Interpretive Summary: There are four commonly used blood markers for diagnosing vitamin B12 status: total serum B12 (B12), holotranscobalamin (holoTC), methylmalonic acid (MMA) and total homocysteine (tHcy). The individual biomarkers often give contradictory diagnosis of B12 status and prevalence of deficiency. For this reason we developed a new approach that combines all four biomarkers into a single indicator of combined B12 status (cB12), with correction for age. In this article we used a database (n=5211) from studies that measured all four biomarkers and an overlapping data set that contained 972 subjects with serum folate measures. We increased the applicability of the approach by developing equations that combine two, three or four biomarkers into one diagnostic parameter and comparative data showing the reliability of different biomarker combinations. Because folate status affects tHcy, we also investigated the effect of folate status and revealed that adjustment of cB12 is required if serum folate is <10 nmol/L. Revised cut points for using cB12 to diagnose B12 status, and guidelines for using this approach are provided.

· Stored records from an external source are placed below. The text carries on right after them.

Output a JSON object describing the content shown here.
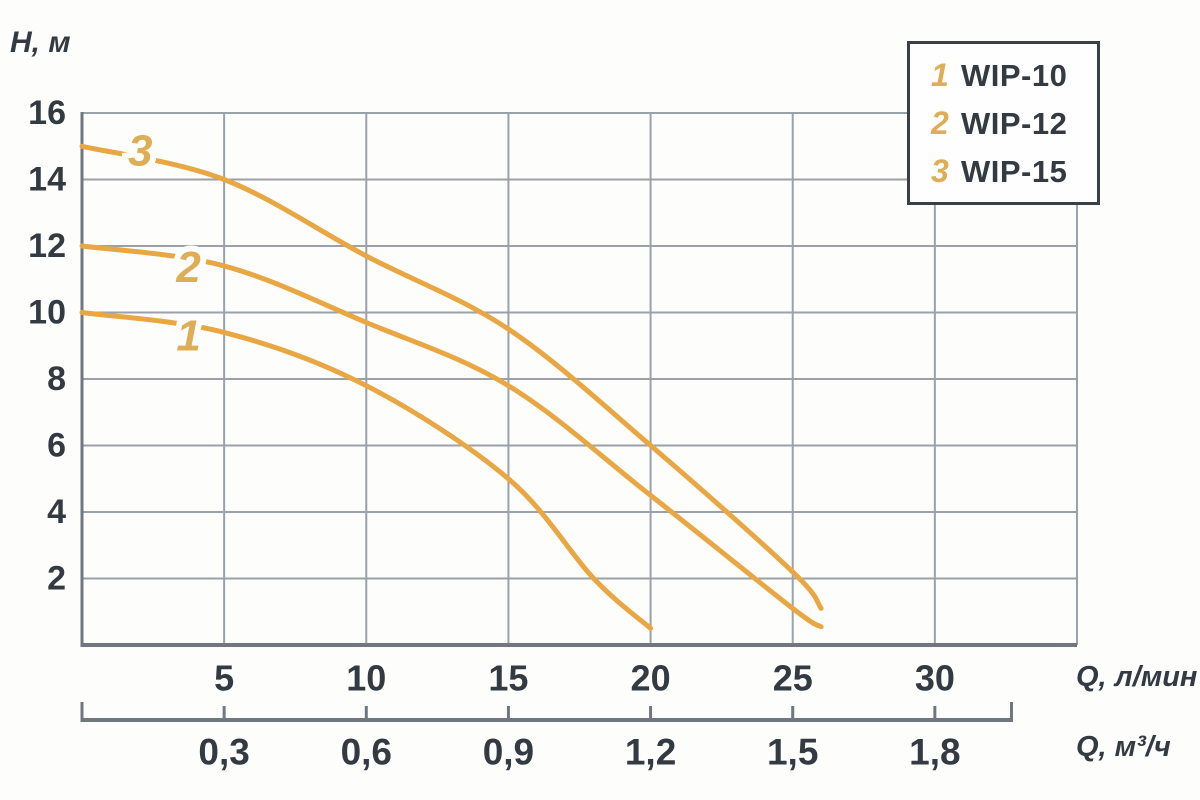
{
  "figure": {
    "y_axis_title": "H, м",
    "x_axis_title_primary": "Q, л/мин",
    "x_axis_title_secondary": "Q, м³/ч"
  },
  "legend": {
    "items": [
      {
        "num": "1",
        "label": "WIP-10"
      },
      {
        "num": "2",
        "label": "WIP-12"
      },
      {
        "num": "3",
        "label": "WIP-15"
      }
    ]
  },
  "chart_data": {
    "type": "line",
    "title": "",
    "xlabel": "Q, л/мин",
    "xlabel_secondary": "Q, м³/ч",
    "ylabel": "H, м",
    "xlim": [
      0,
      35
    ],
    "ylim": [
      0,
      16
    ],
    "grid": true,
    "legend_position": "top-right",
    "x_ticks_lmin": [
      5,
      10,
      15,
      20,
      25,
      30
    ],
    "x_ticks_m3h_labels": [
      "0,3",
      "0,6",
      "0,9",
      "1,2",
      "1,5",
      "1,8"
    ],
    "y_ticks": [
      16,
      14,
      12,
      10,
      8,
      6,
      4,
      2
    ],
    "series": [
      {
        "name": "WIP-10",
        "curve_number": "1",
        "label_at": {
          "q": 3.75,
          "h": 9.3
        },
        "points_q_lmin_h_m": [
          [
            0,
            10
          ],
          [
            5,
            9.4
          ],
          [
            10,
            7.8
          ],
          [
            15,
            5.0
          ],
          [
            18,
            2.0
          ],
          [
            20,
            0.5
          ]
        ]
      },
      {
        "name": "WIP-12",
        "curve_number": "2",
        "label_at": {
          "q": 3.75,
          "h": 11.35
        },
        "points_q_lmin_h_m": [
          [
            0,
            12
          ],
          [
            5,
            11.4
          ],
          [
            10,
            9.7
          ],
          [
            15,
            7.8
          ],
          [
            20,
            4.5
          ],
          [
            25,
            1.1
          ],
          [
            26,
            0.55
          ]
        ]
      },
      {
        "name": "WIP-15",
        "curve_number": "3",
        "label_at": {
          "q": 2.05,
          "h": 14.85
        },
        "points_q_lmin_h_m": [
          [
            0,
            15
          ],
          [
            5,
            14
          ],
          [
            10,
            11.7
          ],
          [
            15,
            9.5
          ],
          [
            20,
            6.0
          ],
          [
            25,
            2.2
          ],
          [
            26,
            1.1
          ]
        ]
      }
    ],
    "colors": {
      "curve": "#e8a743",
      "curve_label": "#ddae55",
      "text": "#343a42",
      "grid": "#9ba1a8",
      "axis": "#71777e",
      "legend_border": "#3b4046",
      "background": "#fdfdfc"
    }
  }
}
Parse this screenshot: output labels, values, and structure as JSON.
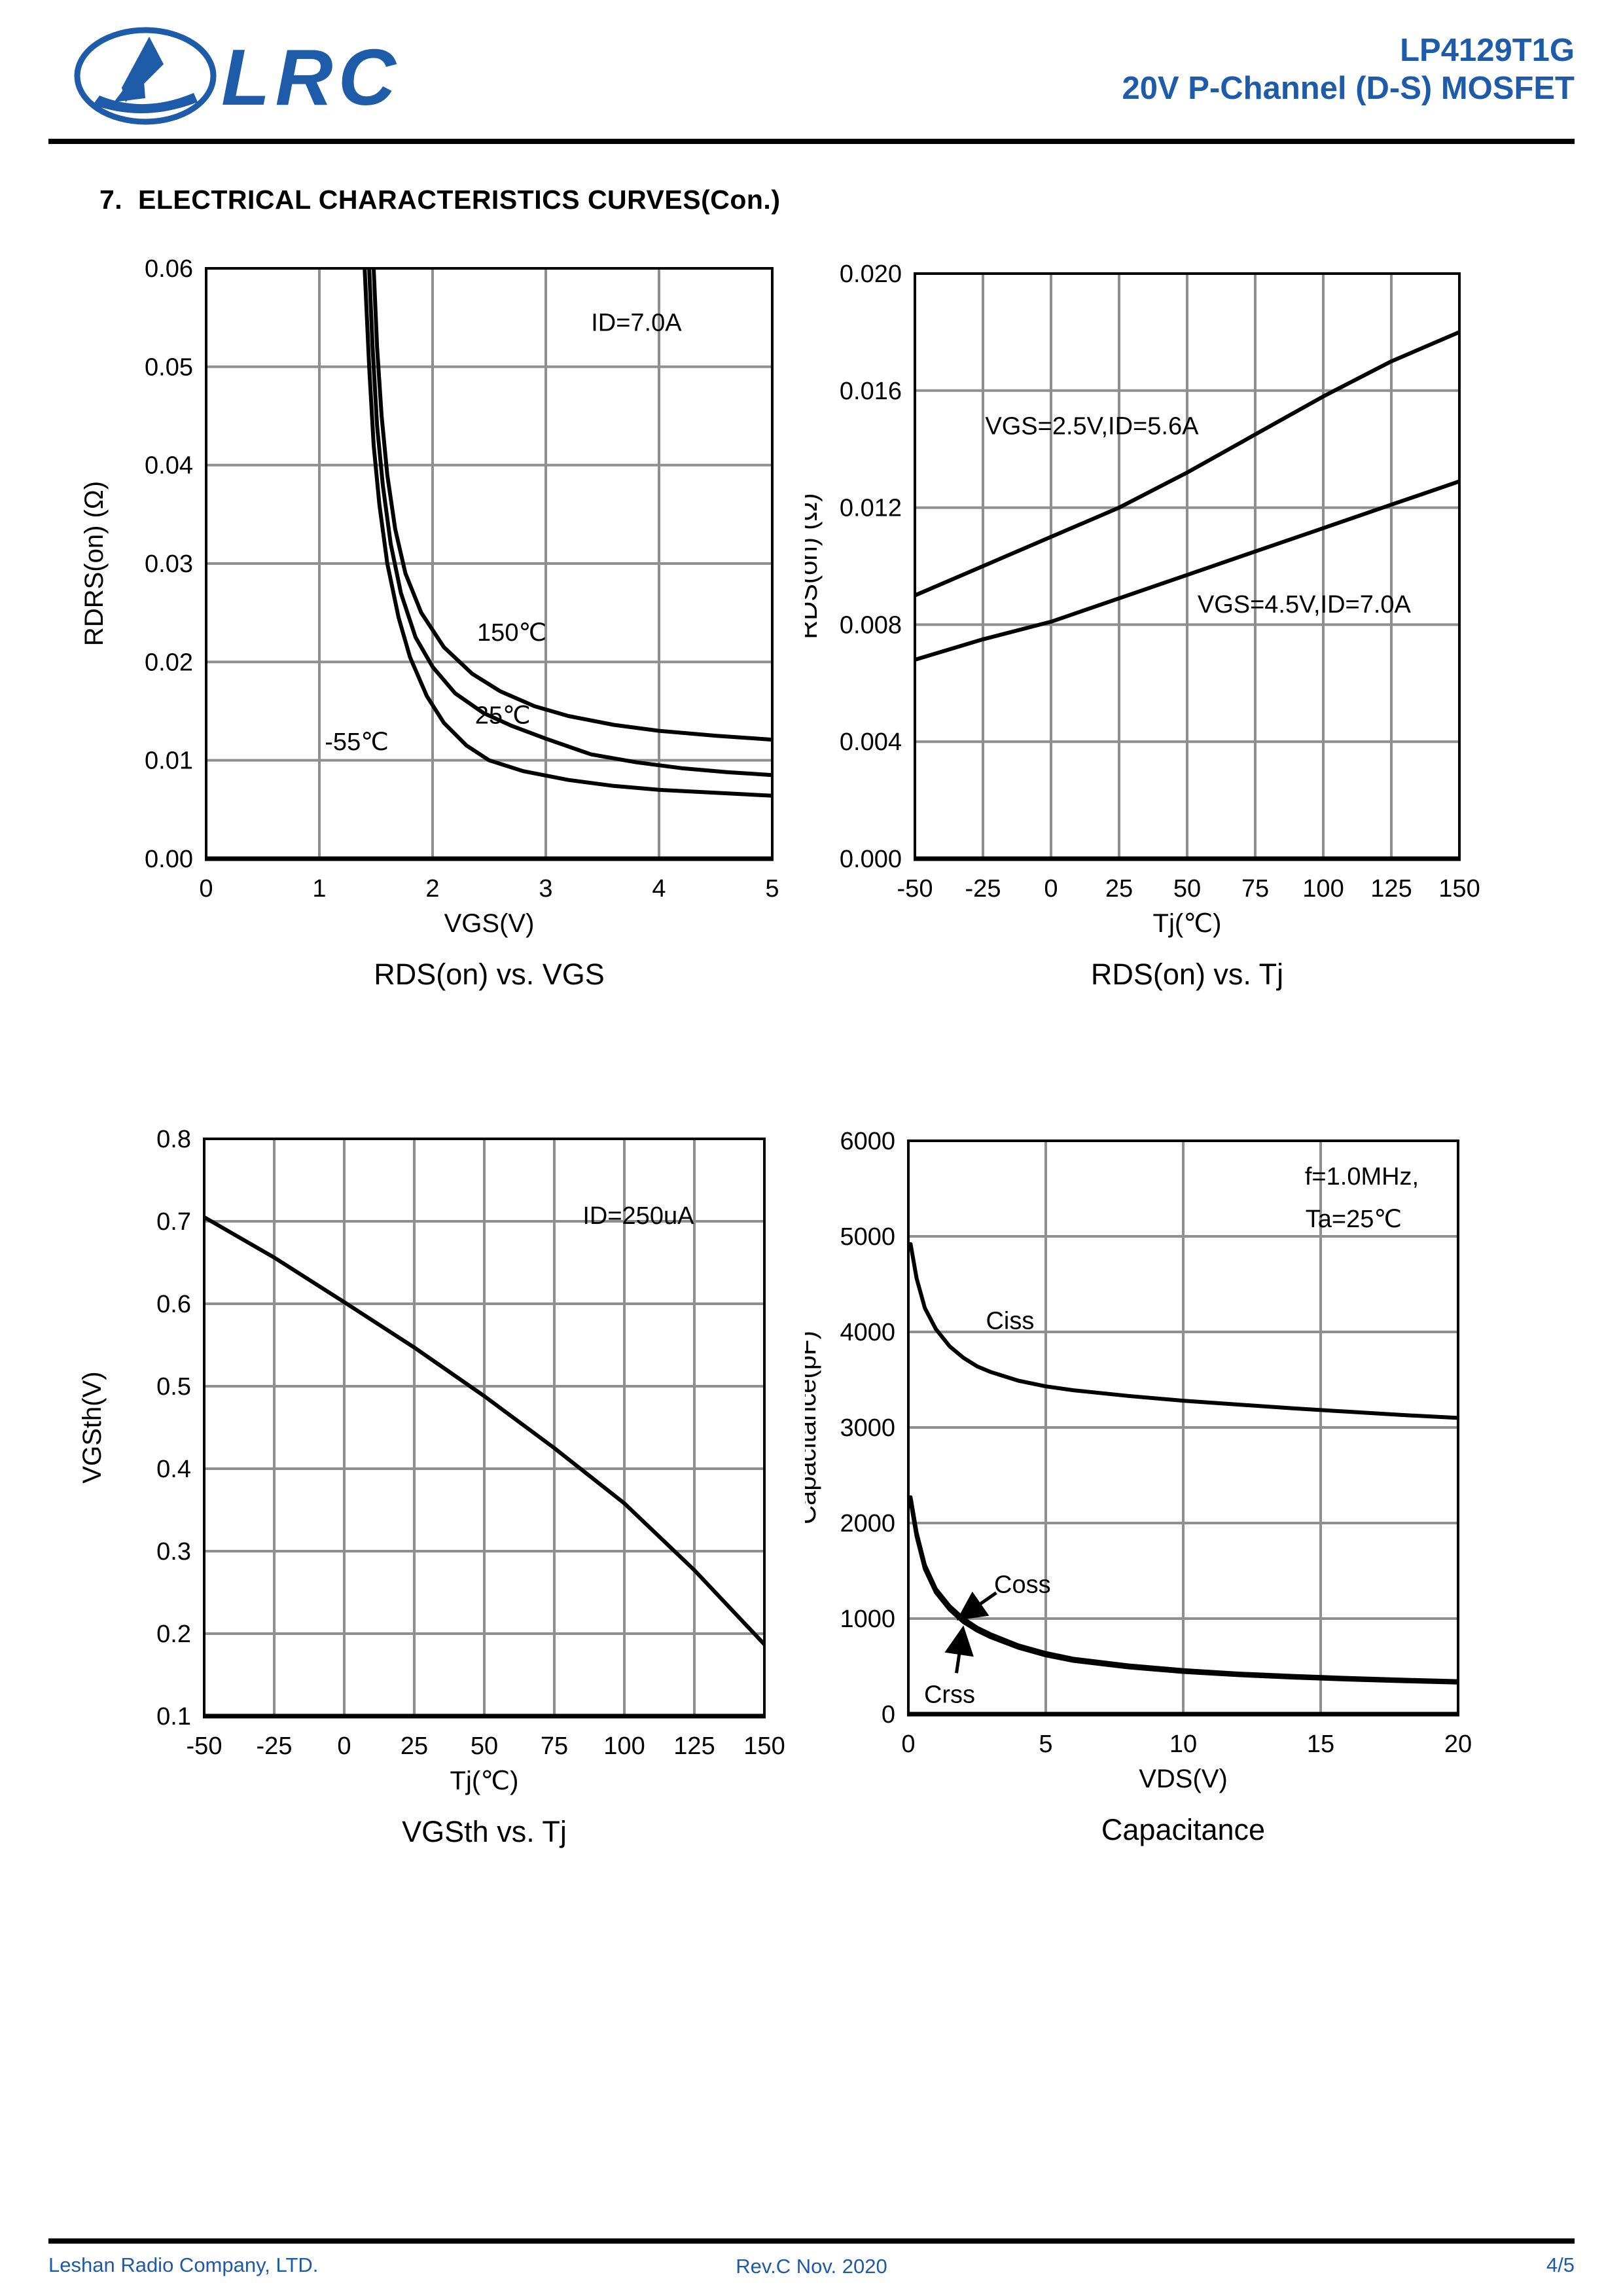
{
  "header": {
    "logo_text": "LRC",
    "part_number": "LP4129T1G",
    "subtitle": "20V P-Channel (D-S) MOSFET",
    "brand_blue": "#1E5BA9"
  },
  "section_title": "7.  ELECTRICAL CHARACTERISTICS CURVES(Con.)",
  "footer": {
    "company": "Leshan Radio Company, LTD.",
    "revision": "Rev.C  Nov.  2020",
    "page": "4/5"
  },
  "chart_data": [
    {
      "type": "line",
      "title": "RDS(on) vs. VGS",
      "xlabel": "VGS(V)",
      "ylabel": "RDRS(on) (Ω)",
      "xlim": [
        0,
        5
      ],
      "ylim": [
        0,
        0.06
      ],
      "grid": true,
      "legend_position": "inline-labels",
      "xticks": {
        "values": [
          0,
          1,
          2,
          3,
          4,
          5
        ],
        "labels": [
          "0",
          "1",
          "2",
          "3",
          "4",
          "5"
        ]
      },
      "yticks": {
        "values": [
          0,
          0.01,
          0.02,
          0.03,
          0.04,
          0.05,
          0.06
        ],
        "labels": [
          "0.00",
          "0.01",
          "0.02",
          "0.03",
          "0.04",
          "0.05",
          "0.06"
        ]
      },
      "series": [
        {
          "name": "150℃",
          "x": [
            1.48,
            1.51,
            1.55,
            1.6,
            1.67,
            1.76,
            1.9,
            2.1,
            2.35,
            2.6,
            2.9,
            3.2,
            3.6,
            4.0,
            4.5,
            5.0
          ],
          "y": [
            0.06,
            0.052,
            0.045,
            0.039,
            0.0335,
            0.029,
            0.025,
            0.0215,
            0.0188,
            0.017,
            0.0155,
            0.0145,
            0.0136,
            0.013,
            0.0125,
            0.0121
          ]
        },
        {
          "name": "25℃",
          "x": [
            1.44,
            1.47,
            1.51,
            1.56,
            1.63,
            1.72,
            1.85,
            2.0,
            2.2,
            2.45,
            2.7,
            3.0,
            3.4,
            3.8,
            4.2,
            4.6,
            5.0
          ],
          "y": [
            0.06,
            0.052,
            0.044,
            0.038,
            0.032,
            0.027,
            0.0225,
            0.0195,
            0.0168,
            0.0148,
            0.0135,
            0.0122,
            0.0106,
            0.0098,
            0.0092,
            0.0088,
            0.0085
          ]
        },
        {
          "name": "-55℃",
          "x": [
            1.4,
            1.44,
            1.48,
            1.53,
            1.6,
            1.7,
            1.8,
            1.95,
            2.1,
            2.3,
            2.5,
            2.8,
            3.2,
            3.6,
            4.0,
            4.5,
            5.0
          ],
          "y": [
            0.06,
            0.05,
            0.042,
            0.036,
            0.03,
            0.0245,
            0.0205,
            0.0165,
            0.0138,
            0.0115,
            0.01,
            0.0089,
            0.008,
            0.0074,
            0.007,
            0.0067,
            0.0064
          ]
        }
      ],
      "annotations": [
        {
          "name": "condition-label",
          "text": "ID=7.0A",
          "x": 3.8,
          "y": 0.0545,
          "anchor": "middle"
        },
        {
          "name": "curve-label-150c",
          "text": "150℃",
          "x": 2.7,
          "y": 0.023,
          "anchor": "middle"
        },
        {
          "name": "curve-label-25c",
          "text": "25℃",
          "x": 2.62,
          "y": 0.0146,
          "anchor": "middle"
        },
        {
          "name": "curve-label-minus55c",
          "text": "-55℃",
          "x": 1.33,
          "y": 0.0119,
          "anchor": "middle"
        }
      ]
    },
    {
      "type": "line",
      "title": "RDS(on) vs. Tj",
      "xlabel": "Tj(℃)",
      "ylabel": "RDS(on) (Ω)",
      "xlim": [
        -50,
        150
      ],
      "ylim": [
        0,
        0.02
      ],
      "grid": true,
      "legend_position": "inline-labels",
      "xticks": {
        "values": [
          -50,
          -25,
          0,
          25,
          50,
          75,
          100,
          125,
          150
        ],
        "labels": [
          "-50",
          "-25",
          "0",
          "25",
          "50",
          "75",
          "100",
          "125",
          "150"
        ]
      },
      "yticks": {
        "values": [
          0,
          0.004,
          0.008,
          0.012,
          0.016,
          0.02
        ],
        "labels": [
          "0.000",
          "0.004",
          "0.008",
          "0.012",
          "0.016",
          "0.020"
        ]
      },
      "series": [
        {
          "name": "VGS=2.5V,ID=5.6A",
          "x": [
            -50,
            -25,
            0,
            25,
            50,
            75,
            100,
            125,
            150
          ],
          "y": [
            0.009,
            0.01,
            0.011,
            0.012,
            0.0132,
            0.0145,
            0.0158,
            0.017,
            0.018
          ]
        },
        {
          "name": "VGS=4.5V,ID=7.0A",
          "x": [
            -50,
            -25,
            0,
            25,
            50,
            75,
            100,
            125,
            150
          ],
          "y": [
            0.0068,
            0.0075,
            0.0081,
            0.0089,
            0.0097,
            0.0105,
            0.0113,
            0.0121,
            0.0129
          ]
        }
      ],
      "annotations": [
        {
          "name": "curve-label-vgs2p5",
          "text": "VGS=2.5V,ID=5.6A",
          "x": 15,
          "y": 0.0148,
          "anchor": "middle"
        },
        {
          "name": "curve-label-vgs4p5",
          "text": "VGS=4.5V,ID=7.0A",
          "x": 93,
          "y": 0.0087,
          "anchor": "middle"
        }
      ]
    },
    {
      "type": "line",
      "title": "VGSth vs. Tj",
      "xlabel": "Tj(℃)",
      "ylabel": "VGSth(V)",
      "xlim": [
        -50,
        150
      ],
      "ylim": [
        0.1,
        0.8
      ],
      "grid": true,
      "legend_position": "inline-labels",
      "xticks": {
        "values": [
          -50,
          -25,
          0,
          25,
          50,
          75,
          100,
          125,
          150
        ],
        "labels": [
          "-50",
          "-25",
          "0",
          "25",
          "50",
          "75",
          "100",
          "125",
          "150"
        ]
      },
      "yticks": {
        "values": [
          0.1,
          0.2,
          0.3,
          0.4,
          0.5,
          0.6,
          0.7,
          0.8
        ],
        "labels": [
          "0.1",
          "0.2",
          "0.3",
          "0.4",
          "0.5",
          "0.6",
          "0.7",
          "0.8"
        ]
      },
      "series": [
        {
          "name": "VGSth",
          "x": [
            -50,
            -25,
            0,
            25,
            50,
            75,
            100,
            125,
            150
          ],
          "y": [
            0.705,
            0.656,
            0.602,
            0.547,
            0.488,
            0.425,
            0.358,
            0.277,
            0.187
          ]
        }
      ],
      "annotations": [
        {
          "name": "condition-label",
          "text": "ID=250uA",
          "x": 105,
          "y": 0.707,
          "anchor": "middle"
        }
      ]
    },
    {
      "type": "line",
      "title": "Capacitance",
      "xlabel": "VDS(V)",
      "ylabel": "Capacitance(pF)",
      "xlim": [
        0,
        20
      ],
      "ylim": [
        0,
        6000
      ],
      "grid": true,
      "legend_position": "inline-labels",
      "xticks": {
        "values": [
          0,
          5,
          10,
          15,
          20
        ],
        "labels": [
          "0",
          "5",
          "10",
          "15",
          "20"
        ]
      },
      "yticks": {
        "values": [
          0,
          1000,
          2000,
          3000,
          4000,
          5000,
          6000
        ],
        "labels": [
          "0",
          "1000",
          "2000",
          "3000",
          "4000",
          "5000",
          "6000"
        ]
      },
      "series": [
        {
          "name": "Ciss",
          "x": [
            0.08,
            0.3,
            0.6,
            1,
            1.5,
            2,
            2.5,
            3,
            4,
            5,
            6,
            8,
            10,
            12,
            14,
            16,
            18,
            20
          ],
          "y": [
            4920,
            4560,
            4250,
            4030,
            3850,
            3730,
            3640,
            3580,
            3490,
            3430,
            3390,
            3330,
            3280,
            3240,
            3200,
            3165,
            3130,
            3100
          ]
        },
        {
          "name": "Coss",
          "x": [
            0.08,
            0.3,
            0.6,
            1,
            1.5,
            2,
            2.5,
            3,
            4,
            5,
            6,
            8,
            10,
            12,
            14,
            16,
            18,
            20
          ],
          "y": [
            2270,
            1900,
            1560,
            1310,
            1130,
            1000,
            905,
            835,
            720,
            640,
            580,
            510,
            460,
            425,
            400,
            378,
            360,
            345
          ]
        },
        {
          "name": "Crss",
          "x": [
            0.08,
            0.3,
            0.6,
            1,
            1.5,
            2,
            2.5,
            3,
            4,
            5,
            6,
            8,
            10,
            12,
            14,
            16,
            18,
            20
          ],
          "y": [
            2230,
            1860,
            1520,
            1275,
            1095,
            965,
            875,
            805,
            695,
            615,
            558,
            490,
            442,
            408,
            383,
            362,
            345,
            330
          ]
        }
      ],
      "annotations": [
        {
          "name": "condition-label-freq",
          "text": "f=1.0MHz,",
          "x": 16.5,
          "y": 5630,
          "anchor": "middle"
        },
        {
          "name": "condition-label-temp",
          "text": "Ta=25℃",
          "x": 16.2,
          "y": 5185,
          "anchor": "middle"
        },
        {
          "name": "curve-label-ciss",
          "text": "Ciss",
          "x": 3.7,
          "y": 4120,
          "anchor": "middle"
        },
        {
          "name": "curve-label-coss",
          "text": "Coss",
          "x": 4.15,
          "y": 1360,
          "anchor": "middle"
        },
        {
          "name": "curve-label-crss",
          "text": "Crss",
          "x": 1.5,
          "y": 210,
          "anchor": "middle"
        }
      ],
      "arrows": [
        {
          "name": "coss-arrow",
          "x1": 3.2,
          "y1": 1270,
          "x2": 1.95,
          "y2": 1020
        },
        {
          "name": "crss-arrow",
          "x1": 1.75,
          "y1": 430,
          "x2": 1.97,
          "y2": 860
        }
      ]
    }
  ]
}
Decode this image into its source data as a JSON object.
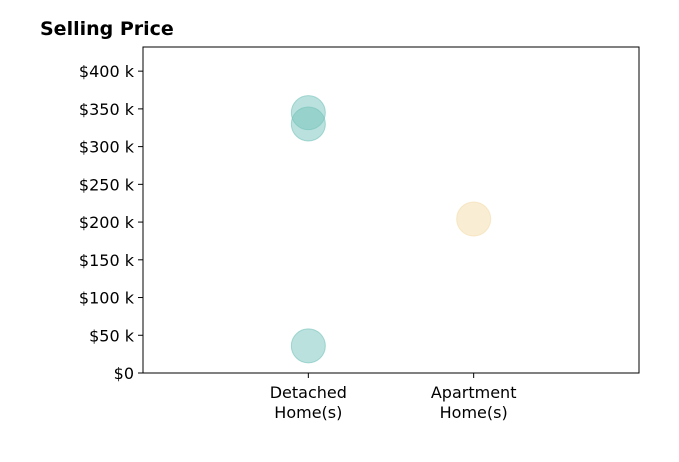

Technical Abstract: Background: We propose a novel approach to diagnose B12 status by combining four blood markers: total B12 (B12), holo-transcobalamin (holoTC), methylmalonic acid (MMA) and total homocysteine (tHcy). Combined B12 status is expressed as cB12=log10[(holoTC•B12)/(MMA•Hcy)]–(reference, age function). Here we calculate cB12 in datasets with missing biomarkers, examine the influence of folate status, and revise diagnostic cut points. Methods: We used a database with all four markers (n=5211) plus folate measurements (n=972). A biomarker Z (assumed missing) was plotted versus X (a combination of other markers) and Y (age). Each chart was approximated by a function Ztheor, which predicted the potentially absent value(s). Statistical distributions of cB12 were aligned with physiological indicators of deficiency (hemoglobin, cognitive function) to determine cut-offs. Results: The predictive functions Ztheor allowed assessment of the “incomplete” indicators, 3cB12 (three markers known) and 2cB12 (two markers known). The charts of 3cB12 (or 2cB12) versus the true indicator 4cB12 were linear but had dispersion along both axes. The associated systematic deviation of prognosis was, therefore, compensated. Increase in tHcy at low serum folate was corrected (cB12+'folate) based on the function of 'folate=log10(Hcyreal/Hcytheor) versus folate. Statistical distributions of cB12 revealed the boundaries of groups with B12 deficiency i.e. cB12 < -0.5. Conclusions: We provide equations that combine two, three or four biomarkers into one diagnostic parameter and comparative data showing the reliability of biomarker combinations. Adjustment of this indicator is required if serum folate is <10 nmol/L. Revised cut points and guidelines for using this approach are provided.